Woodchester Valley, Gloucestershire – Megan King, Marketing Administrator
“Waymarked trails, which are steep in places, lead through picturesque scenery.”
Duration: 90 mins max
One of my favourite hikes is via the Woodchester Valley Mansion (National Trust), a beautiful and tranquil wooded valley in Gloucestershire.
The secluded wooded valley contains a ‘lost landscape’ with remains of an 18th- and 19th-century landscape park with a chain of five lakes. Park Mill Pond is the last of these lakes and features a man-made island that is now a heronry. Large carp can also be seen in the waters.
The wood also hides a disused quarry, which was in use until the early 1900s and provided stone for the Woodchester Estate, and an old Boat House.
We went in October and were lucky with the weather, it turned out to be a lovely sunny day. My favourite memories were seeing lots of dragonflies flying over Middle Pond (mid-route) and seeing the old Boat House and reading about its fascinating history. Built in the early 19th century, it was restored in 1998 and bats now roost in the roof space, emerging at dusk to hunt over the lake.

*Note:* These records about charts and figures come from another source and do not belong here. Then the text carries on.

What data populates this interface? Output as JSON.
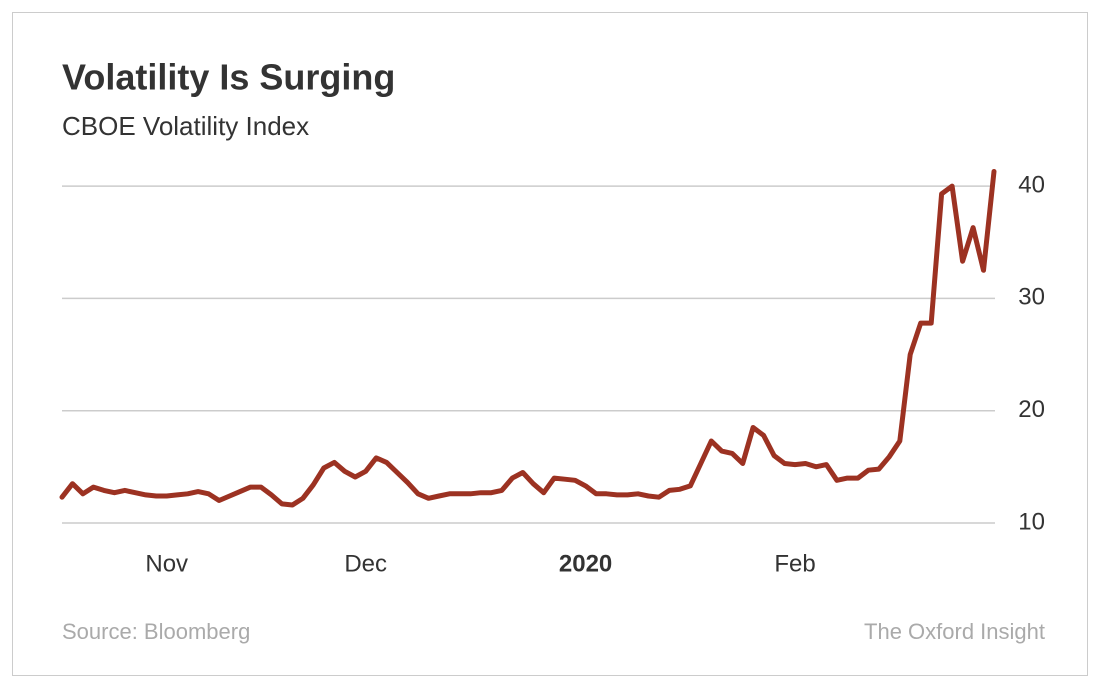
{
  "chart_data": {
    "type": "line",
    "title": "Volatility Is Surging",
    "subtitle": "CBOE Volatility Index",
    "source": "Source: Bloomberg",
    "credit": "The Oxford Insight",
    "categories": [
      null,
      null,
      null,
      null,
      null,
      null,
      null,
      null,
      null,
      null,
      "Nov",
      null,
      null,
      null,
      null,
      null,
      null,
      null,
      null,
      null,
      null,
      null,
      null,
      null,
      null,
      null,
      null,
      null,
      null,
      "Dec",
      null,
      null,
      null,
      null,
      null,
      null,
      null,
      null,
      null,
      null,
      null,
      null,
      null,
      null,
      null,
      null,
      null,
      null,
      null,
      null,
      "2020",
      null,
      null,
      null,
      null,
      null,
      null,
      null,
      null,
      null,
      null,
      null,
      null,
      null,
      null,
      null,
      null,
      null,
      null,
      null,
      "Feb",
      null,
      null,
      null,
      null,
      null,
      null,
      null,
      null,
      null,
      null,
      null,
      null,
      null,
      null,
      null,
      null,
      null,
      null,
      null
    ],
    "series": [
      {
        "name": "CBOE Volatility Index",
        "color": "#9c3222",
        "values": [
          12.3,
          13.5,
          12.6,
          13.2,
          12.9,
          12.7,
          12.9,
          12.7,
          12.5,
          12.4,
          12.4,
          12.5,
          12.6,
          12.8,
          12.6,
          12.0,
          12.4,
          12.8,
          13.2,
          13.2,
          12.5,
          11.7,
          11.6,
          12.2,
          13.4,
          14.9,
          15.4,
          14.6,
          14.1,
          14.6,
          15.8,
          15.4,
          14.5,
          13.6,
          12.6,
          12.2,
          12.4,
          12.6,
          12.6,
          12.6,
          12.7,
          12.7,
          12.9,
          14.0,
          14.5,
          13.5,
          12.7,
          14.0,
          13.9,
          13.8,
          13.3,
          12.6,
          12.6,
          12.5,
          12.5,
          12.6,
          12.4,
          12.3,
          12.9,
          13.0,
          13.3,
          15.3,
          17.3,
          16.4,
          16.2,
          15.3,
          18.5,
          17.8,
          16.0,
          15.3,
          15.2,
          15.3,
          15.0,
          15.2,
          13.8,
          14.0,
          14.0,
          14.7,
          14.8,
          15.9,
          17.3,
          25.0,
          27.8,
          27.8,
          39.3,
          40.0,
          33.3,
          36.3,
          32.5,
          41.3
        ]
      }
    ],
    "ylim": [
      10,
      42
    ],
    "yticks": [
      10,
      20,
      30,
      40
    ],
    "grid": true
  }
}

The restoration of this varied landscape is an ongoing project. Waymarked trails, which are steep in places, lead through picturesque scenery, passing an unfinished Victorian mansion.
The walk didn’t take long, maybe 90 minutes maximum, but I’d say it was intermediate. Some paths are steep and uneven so sensible footwear is a must-have.

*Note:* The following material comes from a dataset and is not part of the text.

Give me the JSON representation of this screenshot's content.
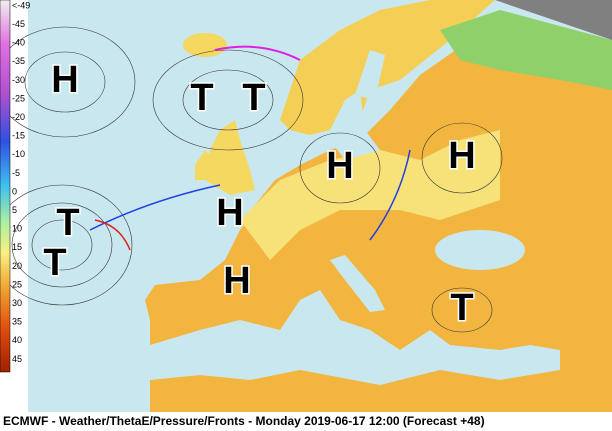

My partner and I took the Talon 22/Tempest 20 but, realistically you could get away with taking anything as small as a 10L pack if you’re only carrying a rain jacket, snacks and water like we were. My partner and I were staying at the Woodchester Valley Vineyard Barns at the time, they were lovely too!
Crib Goch, Snowdon – Millie Stroud, Social Media Marketing Coordinator
“Only for the most experienced hikers, Crib Goch is a Grade 1 Scramble across an exposed ridge that is in a totally different league to the other routes up Snowdon.”
Distance: 8 miles
Duration: 8/9 hours
We were a mixed abilities group of ten, but all of us had the same goal of tackling Crib Goch and summiting Snowdon together.
Crib Goch is renowned as the hardest route to the Snowdon summit, something I definitely did not appreciate when initially signing up to take on the hike! I love being in the great outdoors, but I am not experienced in mountaineering and I was extremely nervous when we first hit the trail and gazed up in awe at Crib Goch.
If you are thinking about undertaking this route, do make sure you research it extensively and ensure you know what you’re getting yourself into. If you’re new to mountaineering, I’d recommend having an experienced guiding group to support you. Our team was accompanied by a group of mountaineers who helped us at every step of the way to reach the summit safely.
Starting at Pen y Pass we gradually made our way across the uneven ground until we reached a teasing climb up to the start of the Crib Goch trail. The team was incredible, with the experienced climbers holding back to quite literally give a hand to the climbing novices of the group.
Then we were faced with the Crib Goch itself – a Grade 1 Scramble across the exposed ridge that is in a totally different league to the other routes up Snowdon. The ridge is only 200m long, but honestly, it can feel like the longest 200m of your life, the sheer exposure is something I cannot put into words.
When we got over to the other side, that’s when I realised why this is one of the top hikes in the UK.
Looking back at the ridge, in our case, as the rain began to pour, I had never felt so proud of myself – the sense of achievement was indescribable! I conquered my fears and pushed myself completely out of my comfort zone. The team and their experience made it possible, I would not have been able to do it without them.
During our hike to the top we experienced everything from glorious sun to icy downpours which really emphasised the importance of packing correctly for the mountain. I’d recommend lots of layers and waterproofs, even if it’s not forecast to rain as the mountain can be unpredictable. Nothing will dampen your spirits on this hike though – Snowdonia is quite simply breathtaking!